How it Came to be Underrated: Donen’s musicals were so great, right out of the gate, that his later, more humanistic work was seen as a disappointment at the time. So many directors who had been ahead of their time in the '50s found themselves left behind by the '60s (think Hitchcock), but Donen had the opposite problem—he embraced the sixties too fully and alienated his audience. As a result, we are still belatedly realizing how ambitious and smart his non-musicals were.


Why It’s Great:

  1. Mark Harris recently published a fantastic book, “Pictures at a Revolution”, about the tumultuous film year of 1967, when daring young American directors, inspired by anarchic French directors like Jean-Luc Godard, started making films like The Graduate and Bonnie and Clyde, which upset Hollywood’s fading aristocracy. Harris doesn’t mention Two for the Road, nor could he, without admitting that it’s the exception that proves the rule. Donen, though he epitomized old Hollywood class, also steals brazenly from Godard (a sped-up trip through a French landmark, jump cuts) and makes a film on par with those other, far more legendary breakthrough films.
  2. But the ambition of the direction was merely an attempt to do justice to an extremely modern, super-smart script. Raphael proves that you can take a tough, realistic look at modern relationships but still indulge yourself with some sparkling dialogue: “You were sniping. Just because you use a silencer, doesn’t mean you’re not a sniper” “When do we start? Yesterday? Yesterday I can’t do. I have things I have to do yesterday.”
  3. If nothing else, the movie would be worth a rental for one sequence alone. Anyone who has been driven insane by listening to parents who are over-indulgent of their children will be shocked to discover that this current archetype dates all the way back to 1967. The always wonderful Eleanor Bron and William Daniels get two of their best big-screen roles as maddeningly “modern” parents who drive Finney, Hepburn, and the whole audience into fits of rage.

  4. But the best thing this film is that it shows us so much more of Hepburn than we’d ever seen before, or would ever see again, as she was about to declare her early retirement. Throughout her career, she had been paired almost exclusively with much older men (Peck, Bogart, Cooper, Grant). Suddenly here she was kissing a man seven years her junior, no longer a supplicant, but a more-than-equal sparring partner. Also, she had finally parted ways with her longtime designer Givenchy, so we now get to see her as a dressed-down, modern woman. (She even wears a shiny vinyl suit! Meow!) This is the film that proves that underneath all that beauty was a genuinely great actress.

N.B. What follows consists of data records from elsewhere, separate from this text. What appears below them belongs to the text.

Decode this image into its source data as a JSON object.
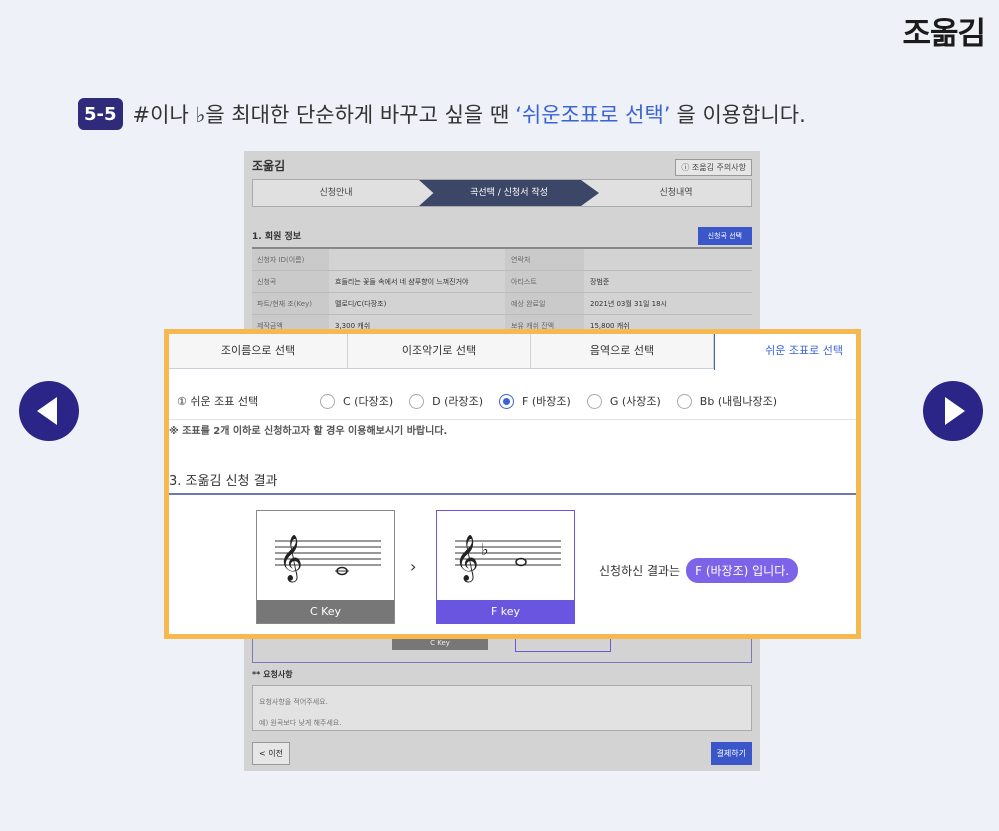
{
  "brand": "조옮김",
  "headline": {
    "step": "5-5",
    "before": "#이나 ♭을 최대한 단순하게 바꾸고 싶을 땐",
    "highlight": "‘쉬운조표로 선택’",
    "after": "을 이용합니다."
  },
  "background_screen": {
    "title": "조옮김",
    "notice_button": "ⓘ 조옮김 주의사항",
    "steps": [
      "신청안내",
      "곡선택 / 신청서 작성",
      "신청내역"
    ],
    "section_title": "1. 회원 정보",
    "section_button": "신청곡 선택",
    "info_rows": [
      {
        "k1": "신청자 ID(이름)",
        "v1": "",
        "k2": "연락처",
        "v2": ""
      },
      {
        "k1": "신청곡",
        "v1": "흐들리는 꽃들 속에서 네 샴푸향이 느껴진거야",
        "k2": "아티스트",
        "v2": "장범준"
      },
      {
        "k1": "파트/현재 조(Key)",
        "v1": "멜로디/C(다장조)",
        "k2": "예상 완료일",
        "v2": "2021년 03월 31일 18시"
      },
      {
        "k1": "제작금액",
        "v1": "3,300 캐쉬",
        "k2": "보유 캐쉬 잔액",
        "v2": "15,800 캐쉬"
      }
    ],
    "ckey_label": "C Key",
    "request_title": "** 요청사항",
    "request_placeholder_1": "요청사항을 적어주세요.",
    "request_placeholder_2": "예) 원곡보다 낮게 해주세요.",
    "prev_button": "< 이전",
    "pay_button": "결제하기"
  },
  "panel": {
    "tabs": [
      {
        "label": "조이름으로 선택",
        "active": false
      },
      {
        "label": "이조악기로 선택",
        "active": false
      },
      {
        "label": "음역으로 선택",
        "active": false
      },
      {
        "label": "쉬운 조표로 선택",
        "active": true
      }
    ],
    "key_row_label": "① 쉬운 조표 선택",
    "options": [
      {
        "label": "C (다장조)",
        "selected": false
      },
      {
        "label": "D (라장조)",
        "selected": false
      },
      {
        "label": "F (바장조)",
        "selected": true
      },
      {
        "label": "G (사장조)",
        "selected": false
      },
      {
        "label": "Bb (내림나장조)",
        "selected": false
      }
    ],
    "note": "※ 조표를 2개 이하로 신청하고자 할 경우 이용해보시기 바랍니다.",
    "result_title": "3. 조옮김 신청 결과",
    "from_key": "C Key",
    "to_key": "F key",
    "arrow": "›",
    "result_prefix": "신청하신 결과는",
    "result_value": "F (바장조) 입니다."
  },
  "colors": {
    "accent": "#3b63d6",
    "highlight_border": "#f7b850",
    "nav_circle": "#2a2586",
    "f_key": "#6a55e0"
  }
}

Underrated Compared To: It towers above such terrible late-Hepburn movies as Paris When it Sizzles and How to Steal a Million, but I would argue that it even stands up to Donen’s best, like Singing in the Rain and On the Town.

If You Like This, You Should Also Check Out: All of Donen’s ‘60s films are well-worth seeing, especially Charade and Bedazzled.

How Available Is It?: It’s on Netflix on DVD and watch instantly, in its proper aspect ratio, I’m happy to say.